I can’t give you any statistical mumbo jumbo as to why Howard will bounce back, and I promise you this column is no homer-fanboy wet dream.
My thought is that the loosey-goosey, leave-’em-alone-and-let-’em-play mentality of Charlie Manuel, who gets an eternal pass from me for 2008, was not the right medicine for Howard. Leaving Howard alone to work it out for the last four seasons worked about as well as Champ Kind’s advice to let Ron and Veronica work it out during their epic slugfest in “Anchorman.”
I hate the hiring of Sandberg as manager, but it is apparent that he is firmly up Howard’s butt with some simple advice: If you have a good eye and get a good pitch to hit, it doesn’t matter if you’re facing a lefty or a righty.
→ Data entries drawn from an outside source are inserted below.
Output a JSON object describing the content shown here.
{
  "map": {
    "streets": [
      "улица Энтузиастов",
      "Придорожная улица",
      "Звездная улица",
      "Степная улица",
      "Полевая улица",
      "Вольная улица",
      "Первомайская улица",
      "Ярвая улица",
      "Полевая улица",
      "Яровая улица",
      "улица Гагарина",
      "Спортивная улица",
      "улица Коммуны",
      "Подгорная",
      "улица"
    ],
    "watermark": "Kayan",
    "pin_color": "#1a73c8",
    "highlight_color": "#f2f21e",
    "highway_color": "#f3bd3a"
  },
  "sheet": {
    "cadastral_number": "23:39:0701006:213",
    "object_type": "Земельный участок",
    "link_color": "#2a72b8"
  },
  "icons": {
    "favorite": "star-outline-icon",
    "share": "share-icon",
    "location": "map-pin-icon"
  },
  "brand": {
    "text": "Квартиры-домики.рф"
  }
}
Duh! And all this talk from Sandberg and Ruin Tomorrow Jr. about a platoon? If Howard struggles against lefties, you could see Darin Ruf in there, but for some reason the Phillies hate Ruf so I think Howard will get every chance to figure it out.
For some perspective, it might be helpful to pull the case file of another left-handed hitting first baseman, one Mr. David Ortiz.
Like Howard, Ortiz put up some arcade-game-type numbers in his late 20s (119/47/148/.300 in 2005, at age 29 for Big Pappy; 104/58/149/.313 for Howard in 2006, at age 26). And, like Howard, Ortiz began crapping the bed around his age 33 season.
Follow that trajectory for Oritz and you arrive at today, where he’s coming off a year in which he posted 84/30/103/.309 with an OPS of .959.
Where that trajectory takes Howard, now at age 34, is the kind of mystery that would make Rustin Cohle craft little figurines out of beer cans.
If he stays healthy, and I think there’s an 80 percent chance that he will, I project stats on par with what Ortiz did last year: 86/36/107/.289 and not as close to 200 punch-outs as one might expect. In a 5-cat league, it might not be a bad idea to punt on first base in the early rounds and go with Howard later; he won’t be nearly as useful in anything more complex than that.
RoHo is in my Top-15 1B’s. I’d have a lot of trouble taking Billy Butler, Michael Cuddyer, Allen Craig, Brandon Belt or Fat Adams, er, I mean, Matt Adams in front of him.
Howard will be decent in 2014. The Phillies, not so much.